The good, the bad, and the ugly of the pharmaceutical industry have all converged into an embarrassing controversy; one that will doubtlessly boost the case for health care reform.
Two pharmaceutical behemoths, CVS Caremark and Eli Lilly, a leading drug manufacturer, have been linked together in a marketing scheme involving Zyprexa, a controversial antipsychotic approved by the FDA to treat schizophrenia. Lilly used CVS to help “encourage” physicians to endorse the medication, not for what it was approved for, but for the treatment of dementia in elderly patients.
As a result, a group of healthcare insurance providers and pension plans is suing Lilly for continuing the push for a drug they knew was ineffective; Lilly is fighting the plaintiffs’ claims in a U.S. District Court in New York.

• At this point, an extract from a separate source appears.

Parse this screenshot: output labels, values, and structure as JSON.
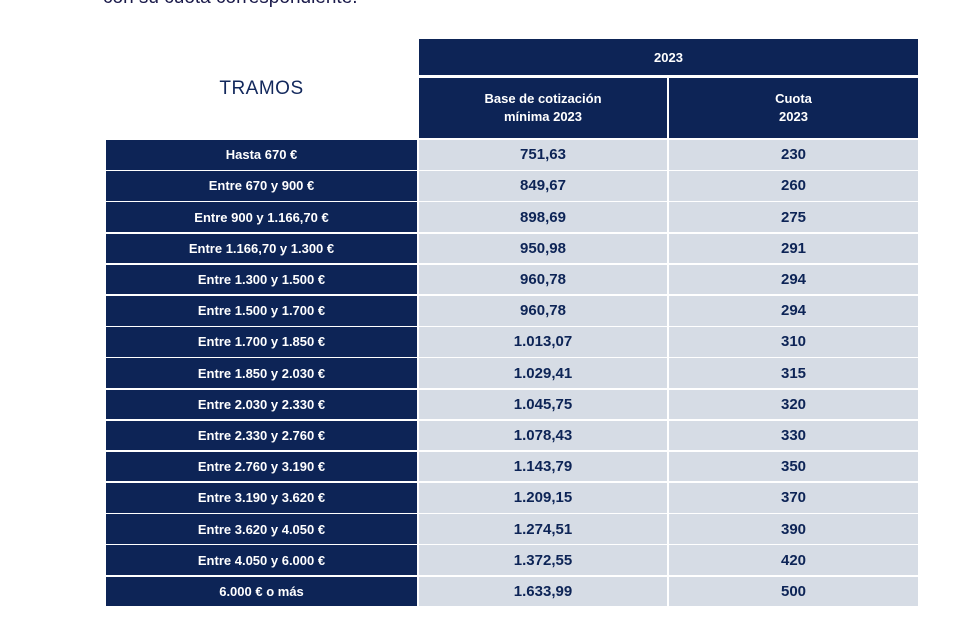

The term used for promoting an unapproved use of a drug is called off label promotion, which Lilly began doing with Zyprexa in earnest beginning in 1999. The problems related to their “due diligence” in this regard are myriad:
· The intense endorsement campaign began after studies documented that Zyprexa was ineffective in treating dementia patients, yet Lilly began targeting the elderly AFTER said evidence, which was derived from no less than seven studies.
· Lilly engaged in a practice called “ghostwriting;” they hired writers to compose medical journal studies, then asked doctors to sign off on them. Indeed, according to the Boston Globe, Lilly had a “guide” to hiring scientists with the express purpose of having them write favorable reviews.
· Not only was Lilly aware of the ineffectiveness of the drug, they also had documentation which revealed that elderly patients who took Zyprexa were at a greater risk of death than those who took placebo pills.
· Lilly entered into an “arrangement” with CVS Caremark in an effort to promote the drug for dementia, despite the fact that CVS contracts with insurers and pension plans. In a blatant instance of interest conflict, CVS offered to send out 120,000 letters promoting the drug at a $5.00 apiece. As Richard Beck, executive director of the Texas Pharmacy Business Council eloquently stated, “There is no question that these folks are all in bed together.”
CVS Caremark, the largest pharmaceutical retailer and pharmacy benefit manager (PBM), has not been without its own controversy, even before the current Lilly scandal. In 2008, the company agreed to pay nearly $37 billion to 12 states and the federal government; they billed Medicaid for a more expensive form of generic Zantac in order to improve their bottom line. The capsules they gave allowed them to charge 4 times as much as they could have gotten for generic tablets.